Idempotent seed files

06 Jan 16

Making your seed files idempotent for an easier project setup

Getting an existing Rails project set on your machine can be a right hassle, and is often fraught with out-of-date docs and code. Chief among these is the db/seeds.rb file, which receives a lot of attention at the outset, but is often neglected as the project progresses. This is particularly a problem if someone leaves the project for a while, and then returns to find that the database structure has moved on whilst they were away, and their dev data is now broken.

Obviously, keeping the seeds file up-to-date is a developer-discipline issue, but I’ve found it to be a great help to have an idempotent seed file, which can be run and re-run every time someone git pulls the project.

Idempotent?

Idempotent is one of those great computer-sciencey words to throw about, and probably misused a fair bit. Strictly speaking, it’s a mathematical term that means that something remains the same when some operation is applied to it, using itself as input (for example, 1 x 1 is still 1). In computer circles, it’s generally come to mean an operation that can be performed multiple times with the same outcome each time.

Standard seeds file often fit this description – consider the Rails default example:

cities = City.create([{ name: 'Chicago' }, { name: 'Copenhagen' }])
Mayor.create(name: 'Emanuel', city: cities.first)

If you ran that multiple times, you’d either end up with multiple City and Mayor records (there’s only one Copenhagen!), or a validation error that may or may not halt execution halfway-through.

A fix

To make this seed file idempotent, we only need to make a minor change – instead of using create, we switch over to find_or_create_by, which (as the name suggests) will first look in the database for a record matching the attributes hash we give it, or create a new record with those same attributes, returning the record in either situation.

So, for our default seed file (further updated since find_or_create_by can’t handle arrays like create, but I’d argue this revision is a littler clearer):

chicago    = City.find_or_create_by(name: 'Chicago')
copenhagen = City.find_or_create_by(name: 'Copenhagen')

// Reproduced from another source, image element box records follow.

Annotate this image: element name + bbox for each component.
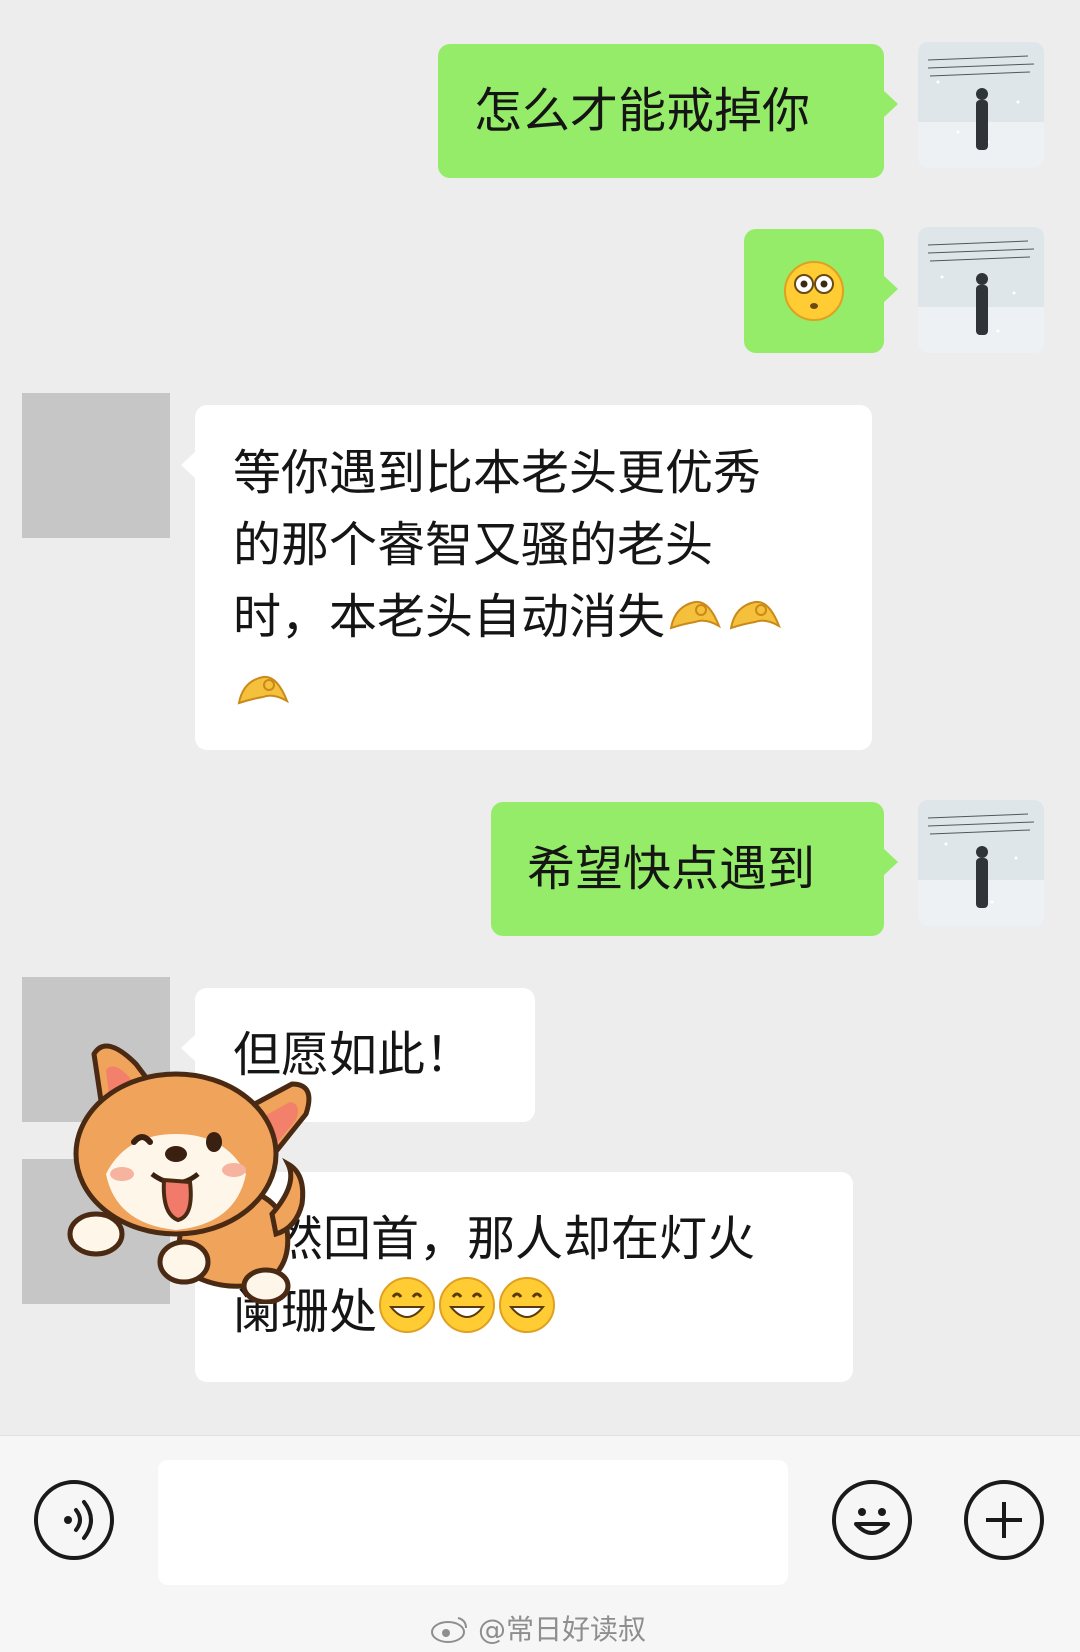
grinning-face-icon bbox=[497, 1275, 557, 1355]
weibo-icon bbox=[431, 1617, 467, 1643]
voice-button[interactable] bbox=[34, 1480, 114, 1560]
message-text: 希望快点遇到 bbox=[527, 841, 816, 897]
ok-hand-icon bbox=[665, 584, 725, 656]
more-button[interactable] bbox=[964, 1480, 1044, 1560]
flushed-face-icon bbox=[784, 261, 844, 321]
ok-hand-icon bbox=[233, 659, 293, 731]
message-text-line: 时，本老头自动消失 bbox=[233, 589, 666, 645]
message-text-line: 等你遇到比本老头更优秀 bbox=[233, 445, 762, 501]
avatar-contact[interactable] bbox=[22, 393, 170, 538]
emoji-icon bbox=[854, 1508, 890, 1535]
grinning-face-icon bbox=[377, 1275, 437, 1355]
chat-input-bar: @常日好读叔 bbox=[0, 1435, 1080, 1652]
avatar-self[interactable] bbox=[918, 800, 1044, 926]
ok-hand-icon bbox=[725, 584, 785, 656]
plus-icon bbox=[986, 1502, 1022, 1538]
voice-icon bbox=[64, 1500, 93, 1540]
message-bubble-theirs[interactable]: 等你遇到比本老头更优秀 的那个睿智又骚的老头 时，本老头自动消失 bbox=[181, 405, 872, 750]
message-bubble-mine[interactable]: 希望快点遇到 bbox=[491, 802, 898, 936]
message-input[interactable] bbox=[158, 1460, 788, 1585]
message-text-line: 的那个睿智又骚的老头 bbox=[233, 517, 714, 573]
message-bubble-mine[interactable]: 怎么才能戒掉你 bbox=[438, 44, 898, 178]
message-bubble-mine[interactable] bbox=[744, 229, 898, 353]
message-text: 怎么才能戒掉你 bbox=[474, 83, 811, 139]
corgi-sticker bbox=[66, 1024, 324, 1305]
watermark: @常日好读叔 bbox=[430, 1608, 646, 1648]
avatar-self[interactable] bbox=[918, 42, 1044, 168]
grinning-face-icon bbox=[437, 1275, 497, 1355]
watermark-text: @常日好读叔 bbox=[478, 1613, 647, 1646]
message-list[interactable]: 怎么才能戒掉你 等你遇到比本老头更优秀 的那个睿智又骚的老头 时，本老头自动消失… bbox=[0, 0, 1080, 1435]
emoji-button[interactable] bbox=[832, 1480, 912, 1560]
message-text-line: 然回首，那人却在灯火 bbox=[275, 1211, 756, 1267]
avatar-self[interactable] bbox=[918, 227, 1044, 353]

Mayor.find_or_create_by(name: 'Emanuel', city: chicago)

Generally, most records will have some column(s) that uniquely identify them, with the content of the other columns not being so important. For those cases, we can pass a block to find_or_create_by, which will yield the record for adding attributes if no record is found:

City.find_or_create_by(name: 'Chicago') do |city|
# This only runs when creating a new record (before it's saved)
city.population = 2_719_000 # an example column that likely to change, and doesn't uniquely identify the record
end

For passing a simple hash of attributes, we can also use create_with as an alternative:

City.create_with(population: 2_719_000).find_or_create_by(name: 'Chicago')

Revising data

Of course, this strategy falls down if we need to change the seed data in some way – e.g. changing the spelling of mayor’s name, or the city that he’s mayor of – since we won’t create the revised record as the original already exists. We could chain an update_attributes or two onto the new/found records, or start the seed file by deleting out-of-date records, but that’d probably get messy fast.

In these cases, a custom Rake task is probably a better approach, especially since you’re most likely writing one to migrate your production data anyway. They do have the downside of having pass on a list of tasks to your teammates of Rake tasks to run in a certain order, but hopefully this list won’t get too long! If it does, the aforementioned teammate may be better off dropping their copy of their database and starting afresh.

Conclusion

I hope this helps make your project setup a little easier – making your processes idempotent is generally a good thing to do (e.g. email-sending ActiveJobs, payment processing gateways), and I’ve certainly found that to be the case with seed files.